Just a small amount of the food in the warehouse
There can be various reasons for food becoming surplus, and FareShare accepts lots of different types of this. For instance, products with packaging and forecasting errors, unfinished and discontinued items, damaged packaging, seasonal items and products with foreign packaging. It is certainly a myth that the food they redistribute is of low quality.
“The entire supply chain is under immense pressure to move food quickly in order to get the food to the intended customers, as well as to keep the supermarket shelves permanently full,” Phoebe continues. “Just one delay or mistake early on in the chain can mean massive inefficiencies later on. Forecasting, human and packaging errors can all mean that large food orders get rejected by the supermarket right at the beginning of the food chain. Unharvested vegetables or ‘wonky’ fruit comes straight to us from the farm.”

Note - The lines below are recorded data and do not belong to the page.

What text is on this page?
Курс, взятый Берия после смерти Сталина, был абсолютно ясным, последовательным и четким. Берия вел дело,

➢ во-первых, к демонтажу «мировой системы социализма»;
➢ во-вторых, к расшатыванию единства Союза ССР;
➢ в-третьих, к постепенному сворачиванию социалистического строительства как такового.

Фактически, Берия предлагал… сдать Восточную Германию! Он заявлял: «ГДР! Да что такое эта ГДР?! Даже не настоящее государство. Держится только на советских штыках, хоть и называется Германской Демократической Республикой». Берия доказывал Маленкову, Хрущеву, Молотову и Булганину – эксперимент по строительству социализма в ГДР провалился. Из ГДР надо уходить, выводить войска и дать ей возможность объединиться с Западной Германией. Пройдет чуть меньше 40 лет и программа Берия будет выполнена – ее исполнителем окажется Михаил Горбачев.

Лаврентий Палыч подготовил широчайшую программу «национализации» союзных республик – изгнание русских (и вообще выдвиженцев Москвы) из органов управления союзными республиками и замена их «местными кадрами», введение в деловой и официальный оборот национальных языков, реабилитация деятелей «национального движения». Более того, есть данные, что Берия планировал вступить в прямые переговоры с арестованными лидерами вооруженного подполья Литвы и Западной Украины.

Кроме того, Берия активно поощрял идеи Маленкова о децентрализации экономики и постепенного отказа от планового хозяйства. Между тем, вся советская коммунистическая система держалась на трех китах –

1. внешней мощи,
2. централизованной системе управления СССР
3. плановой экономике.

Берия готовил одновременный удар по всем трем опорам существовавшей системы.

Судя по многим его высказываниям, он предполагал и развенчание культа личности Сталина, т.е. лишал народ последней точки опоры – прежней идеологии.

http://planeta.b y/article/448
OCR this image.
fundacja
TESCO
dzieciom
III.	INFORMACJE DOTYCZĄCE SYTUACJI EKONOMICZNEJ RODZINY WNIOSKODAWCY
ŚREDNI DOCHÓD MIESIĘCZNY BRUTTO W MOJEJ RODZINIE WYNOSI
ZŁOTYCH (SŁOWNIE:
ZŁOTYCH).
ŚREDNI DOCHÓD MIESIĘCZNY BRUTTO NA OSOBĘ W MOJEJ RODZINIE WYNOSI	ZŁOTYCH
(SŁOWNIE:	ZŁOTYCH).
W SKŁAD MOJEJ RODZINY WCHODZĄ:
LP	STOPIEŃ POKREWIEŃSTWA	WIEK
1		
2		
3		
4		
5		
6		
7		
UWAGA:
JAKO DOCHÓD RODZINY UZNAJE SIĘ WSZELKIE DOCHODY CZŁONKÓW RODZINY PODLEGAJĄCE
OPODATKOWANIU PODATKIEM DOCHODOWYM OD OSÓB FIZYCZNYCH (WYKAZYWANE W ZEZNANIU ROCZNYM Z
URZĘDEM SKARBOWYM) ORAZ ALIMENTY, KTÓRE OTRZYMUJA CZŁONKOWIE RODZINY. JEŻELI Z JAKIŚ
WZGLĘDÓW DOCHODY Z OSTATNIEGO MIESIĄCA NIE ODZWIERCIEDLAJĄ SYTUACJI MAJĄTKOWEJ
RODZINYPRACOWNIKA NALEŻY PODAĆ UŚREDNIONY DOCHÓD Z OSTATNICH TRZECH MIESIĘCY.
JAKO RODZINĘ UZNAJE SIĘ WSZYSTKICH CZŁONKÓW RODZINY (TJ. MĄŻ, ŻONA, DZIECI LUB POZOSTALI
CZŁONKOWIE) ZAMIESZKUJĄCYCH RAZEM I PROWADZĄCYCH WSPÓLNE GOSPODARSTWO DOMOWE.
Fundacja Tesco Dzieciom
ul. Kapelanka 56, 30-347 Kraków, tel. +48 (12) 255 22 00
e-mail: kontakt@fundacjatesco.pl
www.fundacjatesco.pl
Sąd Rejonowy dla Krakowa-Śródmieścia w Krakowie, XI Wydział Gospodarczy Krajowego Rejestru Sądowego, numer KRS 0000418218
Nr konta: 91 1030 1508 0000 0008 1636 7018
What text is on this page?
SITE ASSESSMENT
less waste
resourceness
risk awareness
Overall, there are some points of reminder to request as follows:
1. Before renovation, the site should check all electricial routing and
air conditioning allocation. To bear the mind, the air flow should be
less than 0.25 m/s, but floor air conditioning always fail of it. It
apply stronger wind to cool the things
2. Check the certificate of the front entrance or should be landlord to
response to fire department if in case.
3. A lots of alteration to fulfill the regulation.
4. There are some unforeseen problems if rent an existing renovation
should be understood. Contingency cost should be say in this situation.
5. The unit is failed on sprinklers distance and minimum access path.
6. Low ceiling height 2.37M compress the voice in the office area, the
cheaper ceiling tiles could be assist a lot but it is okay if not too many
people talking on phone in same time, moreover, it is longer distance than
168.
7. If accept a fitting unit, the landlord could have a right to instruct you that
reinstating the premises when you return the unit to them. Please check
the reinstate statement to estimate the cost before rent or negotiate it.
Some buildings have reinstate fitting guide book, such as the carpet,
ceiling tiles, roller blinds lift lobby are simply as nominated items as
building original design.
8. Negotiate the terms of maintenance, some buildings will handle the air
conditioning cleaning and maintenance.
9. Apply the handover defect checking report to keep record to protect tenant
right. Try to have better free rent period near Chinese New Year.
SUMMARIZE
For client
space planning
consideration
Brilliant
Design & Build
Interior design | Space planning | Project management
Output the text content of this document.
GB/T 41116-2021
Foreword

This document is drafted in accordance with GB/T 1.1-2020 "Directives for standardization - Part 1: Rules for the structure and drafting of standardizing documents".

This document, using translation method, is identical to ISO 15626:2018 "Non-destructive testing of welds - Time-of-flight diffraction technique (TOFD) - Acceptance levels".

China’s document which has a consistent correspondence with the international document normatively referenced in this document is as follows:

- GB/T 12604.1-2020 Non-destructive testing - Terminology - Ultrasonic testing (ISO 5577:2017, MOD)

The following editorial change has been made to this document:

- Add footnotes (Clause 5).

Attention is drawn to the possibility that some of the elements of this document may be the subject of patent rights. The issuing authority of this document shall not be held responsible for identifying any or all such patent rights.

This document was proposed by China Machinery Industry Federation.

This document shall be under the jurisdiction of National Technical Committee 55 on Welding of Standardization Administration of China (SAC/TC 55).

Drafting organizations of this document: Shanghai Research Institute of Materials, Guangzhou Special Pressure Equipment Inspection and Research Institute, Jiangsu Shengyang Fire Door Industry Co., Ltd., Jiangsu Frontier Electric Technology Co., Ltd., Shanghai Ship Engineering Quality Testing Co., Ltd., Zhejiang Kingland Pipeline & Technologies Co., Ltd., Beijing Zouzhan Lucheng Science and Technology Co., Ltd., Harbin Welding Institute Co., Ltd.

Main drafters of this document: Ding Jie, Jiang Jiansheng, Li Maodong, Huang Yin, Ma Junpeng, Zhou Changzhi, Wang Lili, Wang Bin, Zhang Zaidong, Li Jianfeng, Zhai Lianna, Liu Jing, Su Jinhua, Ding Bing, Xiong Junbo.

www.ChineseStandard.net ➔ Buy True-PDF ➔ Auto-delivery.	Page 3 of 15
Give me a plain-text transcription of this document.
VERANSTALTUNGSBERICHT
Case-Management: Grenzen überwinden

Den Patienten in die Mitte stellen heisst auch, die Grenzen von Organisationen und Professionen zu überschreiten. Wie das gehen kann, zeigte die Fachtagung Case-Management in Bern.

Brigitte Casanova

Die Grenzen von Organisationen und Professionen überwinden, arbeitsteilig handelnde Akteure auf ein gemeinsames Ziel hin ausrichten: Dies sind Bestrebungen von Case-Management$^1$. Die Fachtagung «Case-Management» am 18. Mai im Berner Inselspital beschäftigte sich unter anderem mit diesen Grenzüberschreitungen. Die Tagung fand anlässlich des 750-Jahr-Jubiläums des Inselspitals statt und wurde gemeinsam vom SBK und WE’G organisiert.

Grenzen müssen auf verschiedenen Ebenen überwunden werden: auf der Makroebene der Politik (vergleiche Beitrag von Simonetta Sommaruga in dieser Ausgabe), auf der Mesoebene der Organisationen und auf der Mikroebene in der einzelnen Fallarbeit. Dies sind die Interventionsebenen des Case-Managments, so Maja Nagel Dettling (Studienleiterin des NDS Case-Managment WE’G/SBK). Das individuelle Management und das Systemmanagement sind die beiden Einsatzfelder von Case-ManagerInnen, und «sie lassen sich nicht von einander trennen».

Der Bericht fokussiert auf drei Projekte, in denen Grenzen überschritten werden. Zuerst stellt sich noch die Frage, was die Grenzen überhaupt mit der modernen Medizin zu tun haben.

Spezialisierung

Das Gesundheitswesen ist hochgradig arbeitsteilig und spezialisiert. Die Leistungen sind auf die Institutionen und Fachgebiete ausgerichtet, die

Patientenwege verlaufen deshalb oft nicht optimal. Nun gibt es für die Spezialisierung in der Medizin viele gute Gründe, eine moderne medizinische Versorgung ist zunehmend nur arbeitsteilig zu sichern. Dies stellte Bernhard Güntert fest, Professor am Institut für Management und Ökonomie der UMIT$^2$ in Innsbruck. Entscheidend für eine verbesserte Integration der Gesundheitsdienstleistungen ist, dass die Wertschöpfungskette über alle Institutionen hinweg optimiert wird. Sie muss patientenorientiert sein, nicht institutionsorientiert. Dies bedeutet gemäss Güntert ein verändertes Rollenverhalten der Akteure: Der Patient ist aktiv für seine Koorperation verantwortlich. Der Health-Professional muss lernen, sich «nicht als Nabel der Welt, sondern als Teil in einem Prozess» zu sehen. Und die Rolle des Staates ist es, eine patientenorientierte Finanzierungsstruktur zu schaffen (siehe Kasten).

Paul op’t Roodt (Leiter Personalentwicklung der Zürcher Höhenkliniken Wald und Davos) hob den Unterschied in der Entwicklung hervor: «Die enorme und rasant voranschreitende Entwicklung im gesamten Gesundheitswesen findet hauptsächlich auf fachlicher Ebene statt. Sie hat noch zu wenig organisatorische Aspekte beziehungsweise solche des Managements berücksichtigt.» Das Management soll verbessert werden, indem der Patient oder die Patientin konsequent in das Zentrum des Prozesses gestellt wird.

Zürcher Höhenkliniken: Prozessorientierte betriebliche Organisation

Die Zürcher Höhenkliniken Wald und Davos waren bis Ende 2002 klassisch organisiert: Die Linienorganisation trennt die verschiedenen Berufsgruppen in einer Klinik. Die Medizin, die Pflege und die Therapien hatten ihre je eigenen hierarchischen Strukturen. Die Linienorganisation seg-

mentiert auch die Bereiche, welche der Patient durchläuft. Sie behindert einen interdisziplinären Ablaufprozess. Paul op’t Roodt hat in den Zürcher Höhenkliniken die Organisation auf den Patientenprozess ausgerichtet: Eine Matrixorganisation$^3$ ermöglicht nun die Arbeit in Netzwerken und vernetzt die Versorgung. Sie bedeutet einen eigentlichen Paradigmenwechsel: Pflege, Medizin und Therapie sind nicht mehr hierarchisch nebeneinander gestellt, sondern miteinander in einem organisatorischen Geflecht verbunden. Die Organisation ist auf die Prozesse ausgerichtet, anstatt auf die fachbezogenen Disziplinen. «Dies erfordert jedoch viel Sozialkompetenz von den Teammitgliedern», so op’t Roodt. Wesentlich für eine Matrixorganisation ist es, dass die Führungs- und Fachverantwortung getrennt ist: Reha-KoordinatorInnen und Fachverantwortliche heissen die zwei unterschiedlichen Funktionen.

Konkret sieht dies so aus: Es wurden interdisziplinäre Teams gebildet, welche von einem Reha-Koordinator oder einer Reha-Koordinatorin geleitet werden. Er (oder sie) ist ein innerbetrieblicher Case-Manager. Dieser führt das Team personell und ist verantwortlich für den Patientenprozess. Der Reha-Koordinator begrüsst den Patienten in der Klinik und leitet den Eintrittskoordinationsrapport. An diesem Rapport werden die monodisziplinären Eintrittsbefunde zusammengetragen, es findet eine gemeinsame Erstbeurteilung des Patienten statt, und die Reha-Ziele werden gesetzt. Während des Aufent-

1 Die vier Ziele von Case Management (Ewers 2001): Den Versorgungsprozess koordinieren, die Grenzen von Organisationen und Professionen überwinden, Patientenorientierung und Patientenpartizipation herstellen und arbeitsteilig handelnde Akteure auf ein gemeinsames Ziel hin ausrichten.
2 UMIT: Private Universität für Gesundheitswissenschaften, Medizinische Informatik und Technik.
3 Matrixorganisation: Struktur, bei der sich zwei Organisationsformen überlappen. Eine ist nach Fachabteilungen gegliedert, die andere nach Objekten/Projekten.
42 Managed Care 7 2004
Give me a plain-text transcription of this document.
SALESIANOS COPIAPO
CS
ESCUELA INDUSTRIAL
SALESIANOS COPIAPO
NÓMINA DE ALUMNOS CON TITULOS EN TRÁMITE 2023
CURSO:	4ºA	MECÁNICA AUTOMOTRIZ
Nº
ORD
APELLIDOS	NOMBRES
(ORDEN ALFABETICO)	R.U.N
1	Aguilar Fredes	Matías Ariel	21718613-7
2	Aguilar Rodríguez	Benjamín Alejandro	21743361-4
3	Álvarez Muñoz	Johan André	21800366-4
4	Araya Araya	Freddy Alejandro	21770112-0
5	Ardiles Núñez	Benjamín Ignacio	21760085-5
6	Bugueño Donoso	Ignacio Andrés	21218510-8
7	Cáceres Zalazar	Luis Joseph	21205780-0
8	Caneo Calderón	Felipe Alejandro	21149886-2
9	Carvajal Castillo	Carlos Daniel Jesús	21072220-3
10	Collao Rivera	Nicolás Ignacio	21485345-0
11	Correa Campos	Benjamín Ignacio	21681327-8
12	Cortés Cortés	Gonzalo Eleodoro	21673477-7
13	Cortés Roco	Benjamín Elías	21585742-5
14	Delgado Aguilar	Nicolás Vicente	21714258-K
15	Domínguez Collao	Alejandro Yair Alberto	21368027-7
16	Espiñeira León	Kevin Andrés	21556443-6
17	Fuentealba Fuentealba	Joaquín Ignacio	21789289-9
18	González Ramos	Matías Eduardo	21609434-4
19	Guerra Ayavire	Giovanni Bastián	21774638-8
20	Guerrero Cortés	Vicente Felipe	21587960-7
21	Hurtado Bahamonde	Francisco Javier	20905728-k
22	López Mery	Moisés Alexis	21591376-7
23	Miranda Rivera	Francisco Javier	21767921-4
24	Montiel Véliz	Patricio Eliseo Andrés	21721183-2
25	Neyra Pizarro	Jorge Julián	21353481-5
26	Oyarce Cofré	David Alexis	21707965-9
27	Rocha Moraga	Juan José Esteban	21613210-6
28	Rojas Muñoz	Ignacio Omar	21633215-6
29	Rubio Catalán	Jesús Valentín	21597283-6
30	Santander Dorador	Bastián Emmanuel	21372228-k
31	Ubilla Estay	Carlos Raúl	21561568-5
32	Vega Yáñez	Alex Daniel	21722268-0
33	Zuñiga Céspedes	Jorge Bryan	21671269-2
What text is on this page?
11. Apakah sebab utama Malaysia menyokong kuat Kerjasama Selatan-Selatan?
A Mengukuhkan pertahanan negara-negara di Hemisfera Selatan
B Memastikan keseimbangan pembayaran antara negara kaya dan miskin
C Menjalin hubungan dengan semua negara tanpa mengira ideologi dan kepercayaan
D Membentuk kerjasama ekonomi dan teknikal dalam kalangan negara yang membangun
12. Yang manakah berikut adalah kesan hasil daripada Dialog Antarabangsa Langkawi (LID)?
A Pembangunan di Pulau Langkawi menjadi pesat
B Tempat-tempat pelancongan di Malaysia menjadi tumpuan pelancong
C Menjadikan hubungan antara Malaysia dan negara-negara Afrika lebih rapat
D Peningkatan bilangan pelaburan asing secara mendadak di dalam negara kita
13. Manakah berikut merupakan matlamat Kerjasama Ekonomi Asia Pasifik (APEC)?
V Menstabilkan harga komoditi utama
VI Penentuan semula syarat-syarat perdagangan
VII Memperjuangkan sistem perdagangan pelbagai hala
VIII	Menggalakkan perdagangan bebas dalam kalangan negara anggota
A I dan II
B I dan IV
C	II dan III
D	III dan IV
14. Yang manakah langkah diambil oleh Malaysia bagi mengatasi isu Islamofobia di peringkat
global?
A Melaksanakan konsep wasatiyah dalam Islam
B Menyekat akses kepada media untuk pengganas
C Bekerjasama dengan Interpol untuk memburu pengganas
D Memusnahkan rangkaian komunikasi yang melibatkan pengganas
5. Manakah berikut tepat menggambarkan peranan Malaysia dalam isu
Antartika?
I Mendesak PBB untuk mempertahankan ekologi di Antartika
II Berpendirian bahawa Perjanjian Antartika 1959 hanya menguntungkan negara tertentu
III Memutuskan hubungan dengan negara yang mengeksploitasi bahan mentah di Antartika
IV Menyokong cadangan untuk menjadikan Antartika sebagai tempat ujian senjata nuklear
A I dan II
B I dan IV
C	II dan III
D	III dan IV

Fareshare always need more volunteers to help distribute their surplus food
In the past few years, supermarkets have been working on improving the amount of good food they throw out. Morrisons, which in 2016 was revealed to have donated zero per cent of their surplus food, have begun selling imperfect fruit and vegetables rather than rejecting it at the farm, yet 1.4 million tonnes of food are still wasted by the food industry every year, 270,000 tonnes of which is still edible. UK households too have been reducing the amount of food that they waste: from 2007 the figure has dropped by 17 per cent, but still stands at around one fifth of all food bought ending up in the bin.
However, according to research by FareShare, 8.4 million people in the UK are struggling to afford to eat – a number equivalent to the entire population of London. The work being done in this unassuming warehouse is helping to distribute food to charities, hostels, school breakfast clubs, refuges and community cafes across the city, feeding those who need help the most.